Three children between 13 and 17 months of age, living in the same small town, developed HUS within an interval of 5 days. We present clinical and microbiologic data on the patients and their infecting isolates.
The clinical course ranged from mild uncomplicated HUS to severe HUS complicated by multiorgan involvement. Microbiologic investigation demonstrated STEC of serotype O26:H11 in stools of all the patients. The phenotypic and molecular characterization of the STEC O26:H11 isolates demonstrated that these strains were identical and, unusual for STEC O26, they harbored the stx2 but not the stx1 gene. None of the patients had evidence of STEC O157:H7 infection either by culture or by E. coli O157 serology. The source of the STEC O26:H11 infection was undetermined.

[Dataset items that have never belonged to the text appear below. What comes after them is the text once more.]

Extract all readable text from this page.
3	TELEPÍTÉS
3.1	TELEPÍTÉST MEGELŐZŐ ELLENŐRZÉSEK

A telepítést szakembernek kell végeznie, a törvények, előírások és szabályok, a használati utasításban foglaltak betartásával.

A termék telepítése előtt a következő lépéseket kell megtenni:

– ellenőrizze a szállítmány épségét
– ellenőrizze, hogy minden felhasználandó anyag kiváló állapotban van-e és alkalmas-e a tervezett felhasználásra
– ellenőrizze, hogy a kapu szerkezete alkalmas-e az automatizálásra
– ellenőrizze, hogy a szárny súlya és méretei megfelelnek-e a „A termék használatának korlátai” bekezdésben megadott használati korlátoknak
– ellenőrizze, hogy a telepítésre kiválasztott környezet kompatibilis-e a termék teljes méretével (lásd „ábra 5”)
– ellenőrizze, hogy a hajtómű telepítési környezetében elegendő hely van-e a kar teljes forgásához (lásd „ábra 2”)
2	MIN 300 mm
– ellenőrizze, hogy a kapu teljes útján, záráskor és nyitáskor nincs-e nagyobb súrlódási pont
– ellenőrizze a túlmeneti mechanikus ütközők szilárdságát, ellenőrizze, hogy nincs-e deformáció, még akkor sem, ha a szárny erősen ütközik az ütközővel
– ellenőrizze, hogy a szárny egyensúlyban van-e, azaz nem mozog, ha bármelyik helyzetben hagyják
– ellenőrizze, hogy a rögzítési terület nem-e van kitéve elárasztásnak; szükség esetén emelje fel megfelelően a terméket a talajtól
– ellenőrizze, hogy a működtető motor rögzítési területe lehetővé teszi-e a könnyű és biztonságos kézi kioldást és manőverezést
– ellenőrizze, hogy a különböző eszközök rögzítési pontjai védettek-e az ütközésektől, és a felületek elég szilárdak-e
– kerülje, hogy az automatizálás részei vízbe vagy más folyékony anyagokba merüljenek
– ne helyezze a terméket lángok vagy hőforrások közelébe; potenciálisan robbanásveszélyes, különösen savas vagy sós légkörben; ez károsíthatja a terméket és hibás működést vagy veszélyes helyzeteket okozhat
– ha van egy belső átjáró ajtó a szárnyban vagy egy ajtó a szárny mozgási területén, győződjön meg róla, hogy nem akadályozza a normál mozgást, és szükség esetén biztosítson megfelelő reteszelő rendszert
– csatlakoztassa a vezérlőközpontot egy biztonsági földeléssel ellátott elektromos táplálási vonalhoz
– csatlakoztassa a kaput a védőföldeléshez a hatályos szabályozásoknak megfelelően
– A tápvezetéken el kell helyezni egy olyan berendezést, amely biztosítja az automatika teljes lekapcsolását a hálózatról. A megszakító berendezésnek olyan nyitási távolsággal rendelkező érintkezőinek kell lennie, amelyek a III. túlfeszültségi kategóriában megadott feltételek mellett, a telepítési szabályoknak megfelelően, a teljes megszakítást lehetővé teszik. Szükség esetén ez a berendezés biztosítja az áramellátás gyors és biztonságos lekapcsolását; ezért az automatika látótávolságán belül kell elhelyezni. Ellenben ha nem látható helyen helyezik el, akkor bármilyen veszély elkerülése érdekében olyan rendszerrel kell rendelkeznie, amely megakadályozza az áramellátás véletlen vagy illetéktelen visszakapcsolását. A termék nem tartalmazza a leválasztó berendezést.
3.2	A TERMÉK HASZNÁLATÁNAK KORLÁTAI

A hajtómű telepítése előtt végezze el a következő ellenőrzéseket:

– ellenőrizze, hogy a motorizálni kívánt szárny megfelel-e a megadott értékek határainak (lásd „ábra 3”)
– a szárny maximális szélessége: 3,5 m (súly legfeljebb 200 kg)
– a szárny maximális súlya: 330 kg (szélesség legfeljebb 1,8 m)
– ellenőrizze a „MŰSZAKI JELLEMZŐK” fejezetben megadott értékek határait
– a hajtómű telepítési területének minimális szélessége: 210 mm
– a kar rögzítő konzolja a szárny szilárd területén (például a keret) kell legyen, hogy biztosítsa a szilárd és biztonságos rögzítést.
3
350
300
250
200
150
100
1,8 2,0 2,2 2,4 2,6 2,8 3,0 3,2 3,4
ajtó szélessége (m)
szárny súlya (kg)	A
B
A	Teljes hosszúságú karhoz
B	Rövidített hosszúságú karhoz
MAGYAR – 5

Our results demonstrate that diagnostic procedures based on the detection of stx genes and/or Stx production and subsequent subtyping of the isolates using molecular methods are necessary to identify such outbreaks caused by non-O157:H7 STEC.
由大肠杆菌O157:H7引起的溶血尿毒综合征(HUS)的流行病学和临床特征已为人熟知,但由非O157:H7产志贺毒素(Stx)大肠杆菌(STEC)引起的HUS描述较少。在此,我们报告了一组由STEC O26:H11引起的HUS病例,STEC O26:H11是欧洲散发性HUS病例中分离出的最常见的非O157:H7 STEC。
居住在同一小镇的3名13至17个月大的儿童在5天内相继患上HUS。我们展示了患者及其感染菌株的临床和微生物学数据。
临床病程从轻度无并发症的HUS到伴有多器官受累的严重HUS不等。微生物学调查显示所有患者粪便中均有O26:H11血清型的STEC。STEC O26:H11分离株的表型和分子特征表明这些菌株相同,且与O26 STEC不同寻常的是,它们携带stx2基因而非stx1基因。通过培养或大肠杆菌O157血清学检查,所有患者均无STEC O157:H7感染的证据。STEC O26:H11感染源未确定。
我们的结果表明,基于stx基因检测和/或Stx产生情况以及随后使用分子方法对分离株进行亚型分析的诊断程序,对于识别由非O157:H7 STEC引起的此类疫情是必要的。